Negara-negara itu tentunya juga menghadapi dilema antara melonggarkan pencairan dana pensiun dengan menjaga ketahanan dana tabungan pensiun. Namun, kajian itu menunjukkan, ada macam-macam cara yang bisa ditempuh untuk tetap menjaga tata kelola investasi dana pensiun tanpa harus mengabaikan masyarakat yang sedang dalam kesulitan.
Kompas
Klaim Jaminan Hari Tua (JHT) Disebabkan PHK Infografik
Satu kata: tunda
Oleh karena itu, Permenaker No 2/2022 perlu ditunda sementara penerapannya. Penataan sistem jaminan sosial nasional memang diperlukan demi menjamin kesejahteraan rakyat dari masa muda hingga tua. Namun, jalan menuju sistem yang tertata rapi itu tidak bisa dilakukan dengan gegabah, terburu-buru, serta menerabas perlindungan bagi mayoritas pekerja yang paling membutuhkan, terlebih di tengah situasi saat ini.
Penundaan diperlukan untuk beberapa tahun, tidak hanya tiga bulan sebagaimana saat ini tertera di peraturan tersebut. Setidaknya, sampai JKP sudah berjalan, dapat diperbaiki kekurangannya, dan kita punya program jaminan kehilangan kerja yang inklusif dan efektif untuk menjadi bantalan pekerja saat putus kerja. Saat itulah, JHT bisa dikembalikan ke khitahnya untuk menjamin kesejahteraan masyarakat di hari tua nanti.

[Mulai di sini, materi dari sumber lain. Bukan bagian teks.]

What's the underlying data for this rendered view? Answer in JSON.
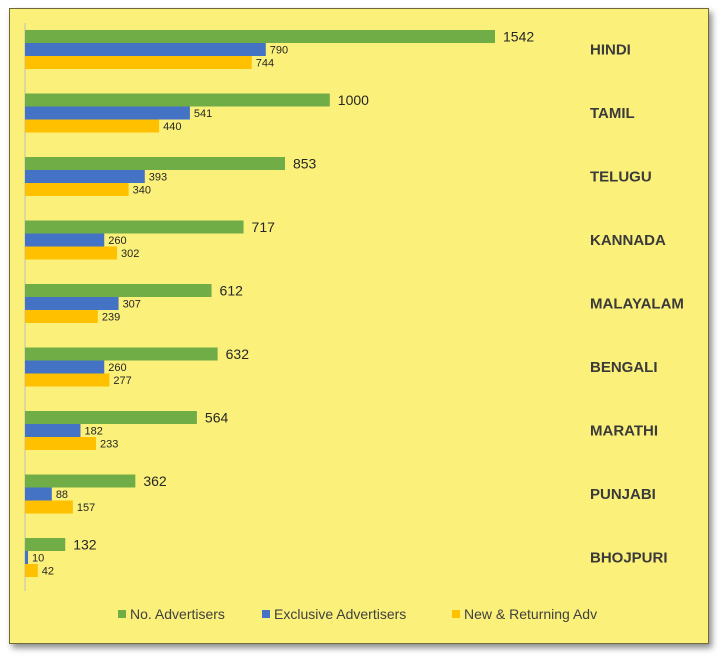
{
  "chart_data": {
    "type": "bar",
    "orientation": "horizontal",
    "categories": [
      "HINDI",
      "TAMIL",
      "TELUGU",
      "KANNADA",
      "MALAYALAM",
      "BENGALI",
      "MARATHI",
      "PUNJABI",
      "BHOJPURI"
    ],
    "series": [
      {
        "name": "No. Advertisers",
        "color": "#70ad47",
        "values": [
          1542,
          1000,
          853,
          717,
          612,
          632,
          564,
          362,
          132
        ]
      },
      {
        "name": "Exclusive Advertisers",
        "color": "#4472c4",
        "values": [
          790,
          541,
          393,
          260,
          307,
          260,
          182,
          88,
          10
        ]
      },
      {
        "name": "New & Returning Adv",
        "color": "#ffc000",
        "values": [
          744,
          440,
          340,
          302,
          239,
          277,
          233,
          157,
          42
        ]
      }
    ],
    "title": "",
    "xlabel": "",
    "ylabel": "",
    "xlim": [
      0,
      1700
    ],
    "grid": false,
    "legend_position": "bottom",
    "data_labels": true,
    "background_color": "#fbf17a"
  }
}
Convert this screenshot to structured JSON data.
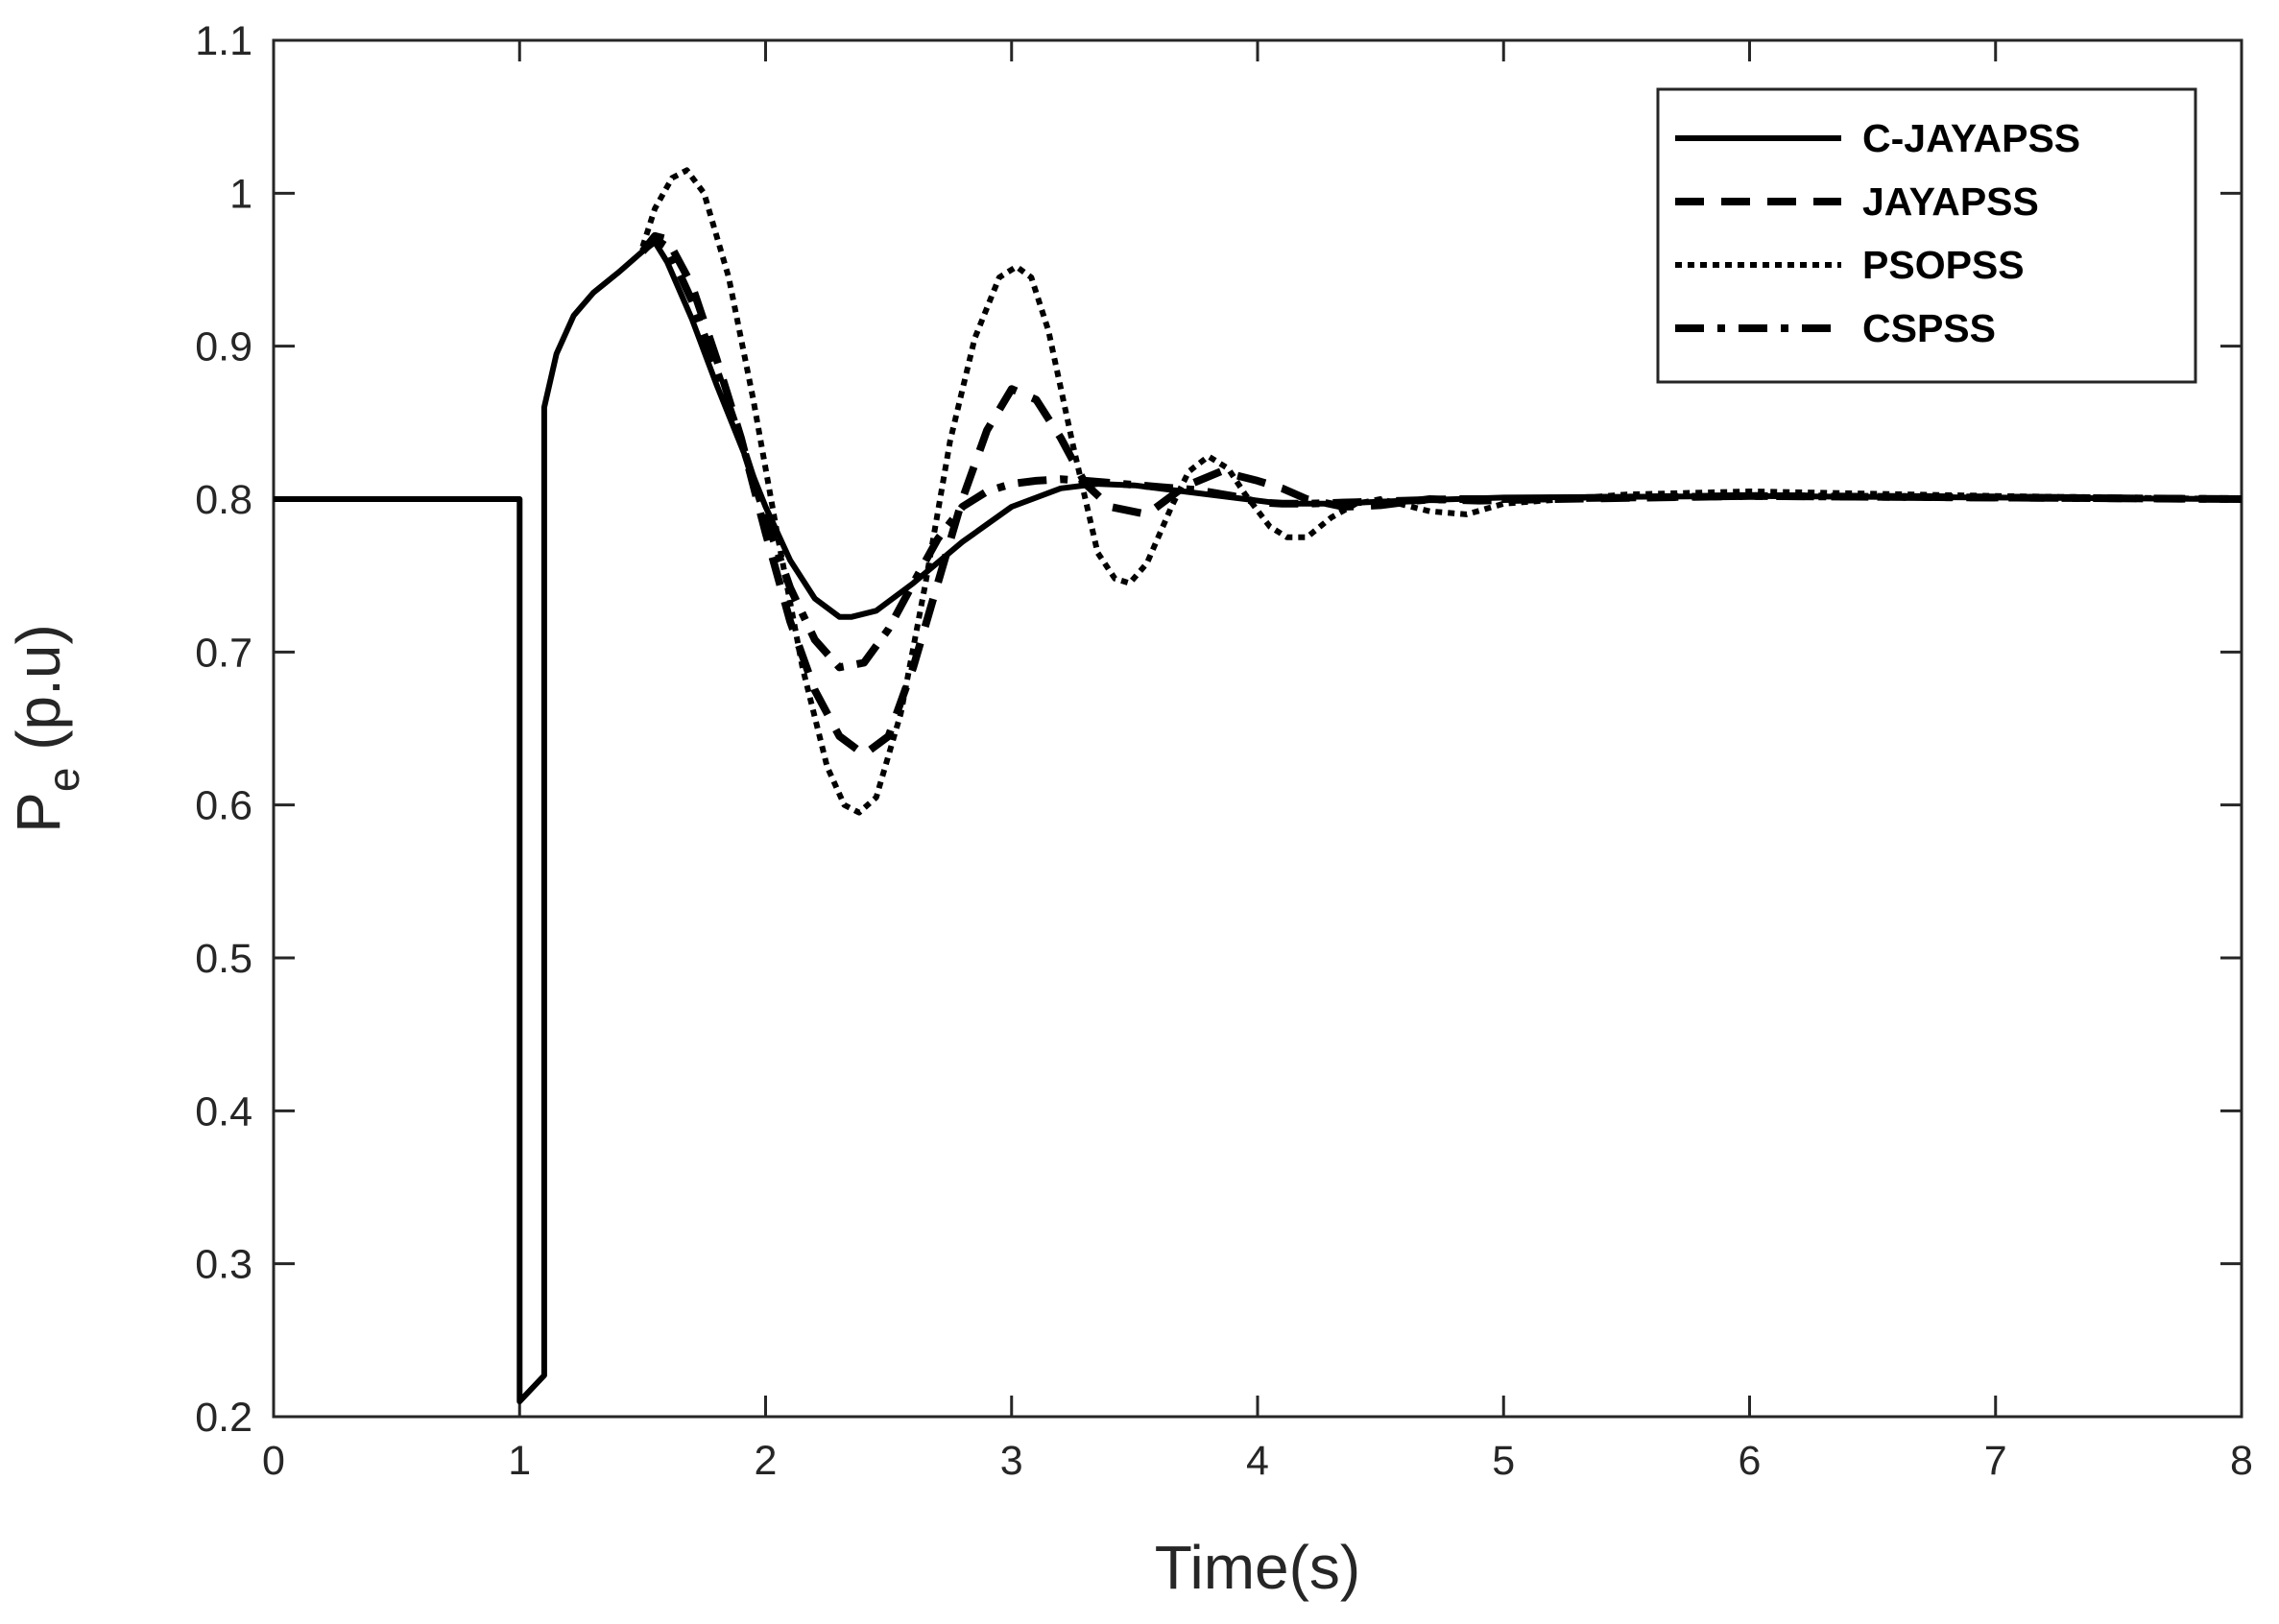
{
  "chart_data": {
    "type": "line",
    "title": "",
    "xlabel": "Time(s)",
    "ylabel_main": "P",
    "ylabel_sub": "e",
    "ylabel_tail": " (p.u)",
    "xlim": [
      0,
      8
    ],
    "ylim": [
      0.2,
      1.1
    ],
    "xticks": [
      0,
      1,
      2,
      3,
      4,
      5,
      6,
      7,
      8
    ],
    "yticks": [
      0.2,
      0.3,
      0.4,
      0.5,
      0.6,
      0.7,
      0.8,
      0.9,
      1,
      1.1
    ],
    "xtick_labels": [
      "0",
      "1",
      "2",
      "3",
      "4",
      "5",
      "6",
      "7",
      "8"
    ],
    "ytick_labels": [
      "0.2",
      "0.3",
      "0.4",
      "0.5",
      "0.6",
      "0.7",
      "0.8",
      "0.9",
      "1",
      "1.1"
    ],
    "grid": false,
    "legend_position": "top-right",
    "series": [
      {
        "name": "C-JAYAPSS",
        "style": "solid",
        "x": [
          0,
          1.0,
          1.0,
          1.1,
          1.1,
          1.15,
          1.22,
          1.3,
          1.4,
          1.5,
          1.55,
          1.6,
          1.7,
          1.8,
          1.9,
          2.0,
          2.1,
          2.2,
          2.3,
          2.35,
          2.45,
          2.6,
          2.8,
          3.0,
          3.2,
          3.35,
          3.5,
          3.7,
          3.9,
          4.1,
          4.3,
          4.6,
          5.0,
          6.0,
          7.0,
          8.0
        ],
        "y": [
          0.8,
          0.8,
          0.21,
          0.227,
          0.86,
          0.895,
          0.92,
          0.935,
          0.948,
          0.962,
          0.968,
          0.955,
          0.918,
          0.875,
          0.835,
          0.795,
          0.76,
          0.735,
          0.723,
          0.723,
          0.727,
          0.745,
          0.772,
          0.795,
          0.807,
          0.81,
          0.809,
          0.805,
          0.801,
          0.797,
          0.797,
          0.799,
          0.801,
          0.802,
          0.801,
          0.8
        ]
      },
      {
        "name": "JAYAPSS",
        "style": "dashed",
        "x": [
          1.5,
          1.55,
          1.6,
          1.7,
          1.8,
          1.9,
          2.0,
          2.1,
          2.2,
          2.3,
          2.4,
          2.5,
          2.6,
          2.7,
          2.8,
          2.9,
          3.0,
          3.1,
          3.2,
          3.3,
          3.4,
          3.55,
          3.7,
          3.85,
          4.0,
          4.1,
          4.2,
          4.35,
          4.5,
          4.7,
          4.9,
          5.2,
          6.0,
          7.0,
          8.0
        ],
        "y": [
          0.962,
          0.972,
          0.97,
          0.94,
          0.892,
          0.84,
          0.778,
          0.72,
          0.675,
          0.645,
          0.633,
          0.645,
          0.69,
          0.745,
          0.8,
          0.845,
          0.872,
          0.865,
          0.84,
          0.81,
          0.795,
          0.79,
          0.808,
          0.818,
          0.812,
          0.807,
          0.8,
          0.795,
          0.796,
          0.8,
          0.799,
          0.8,
          0.802,
          0.801,
          0.8
        ]
      },
      {
        "name": "PSOPSS",
        "style": "dotted",
        "x": [
          1.5,
          1.55,
          1.62,
          1.68,
          1.75,
          1.85,
          1.95,
          2.05,
          2.15,
          2.25,
          2.32,
          2.38,
          2.45,
          2.55,
          2.65,
          2.75,
          2.85,
          2.95,
          3.02,
          3.08,
          3.15,
          3.25,
          3.35,
          3.42,
          3.48,
          3.55,
          3.65,
          3.72,
          3.8,
          3.88,
          3.95,
          4.05,
          4.12,
          4.2,
          4.3,
          4.4,
          4.5,
          4.7,
          4.85,
          5.0,
          5.5,
          6.0,
          7.0,
          8.0
        ],
        "y": [
          0.965,
          0.99,
          1.01,
          1.015,
          1.0,
          0.945,
          0.865,
          0.775,
          0.69,
          0.625,
          0.6,
          0.595,
          0.605,
          0.66,
          0.745,
          0.838,
          0.905,
          0.945,
          0.952,
          0.945,
          0.91,
          0.835,
          0.765,
          0.748,
          0.745,
          0.758,
          0.795,
          0.818,
          0.828,
          0.82,
          0.803,
          0.782,
          0.775,
          0.775,
          0.788,
          0.797,
          0.8,
          0.792,
          0.79,
          0.797,
          0.803,
          0.805,
          0.802,
          0.8
        ]
      },
      {
        "name": "CSPSS",
        "style": "dashdot",
        "x": [
          1.5,
          1.55,
          1.6,
          1.7,
          1.8,
          1.9,
          2.0,
          2.1,
          2.2,
          2.3,
          2.4,
          2.5,
          2.6,
          2.7,
          2.8,
          2.9,
          3.0,
          3.1,
          3.2,
          3.3,
          3.45,
          3.6,
          3.75,
          3.9,
          4.0,
          4.1,
          4.2,
          4.4,
          4.6,
          4.8,
          5.0,
          5.5,
          6.0,
          7.0,
          8.0
        ],
        "y": [
          0.962,
          0.97,
          0.965,
          0.93,
          0.885,
          0.838,
          0.788,
          0.742,
          0.708,
          0.69,
          0.693,
          0.715,
          0.745,
          0.774,
          0.795,
          0.805,
          0.81,
          0.812,
          0.813,
          0.812,
          0.81,
          0.808,
          0.806,
          0.802,
          0.798,
          0.797,
          0.797,
          0.798,
          0.799,
          0.8,
          0.8,
          0.801,
          0.802,
          0.801,
          0.8
        ]
      }
    ]
  }
}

Jika memang murni bertujuan untuk menyejahterakan masyarakat dan menata sistem jaminan sosial nasional, jika memang kondisi ketahanan dana BP Jamsostek masih aman sebagaimana klaim pemerintah, jika memang tak ada maksud lain di balik kebijakan ini, seharusnya pemerintah tidak perlu ragu dan berat hati untuk menunda sementara implementasi Permenaker No 2/2022.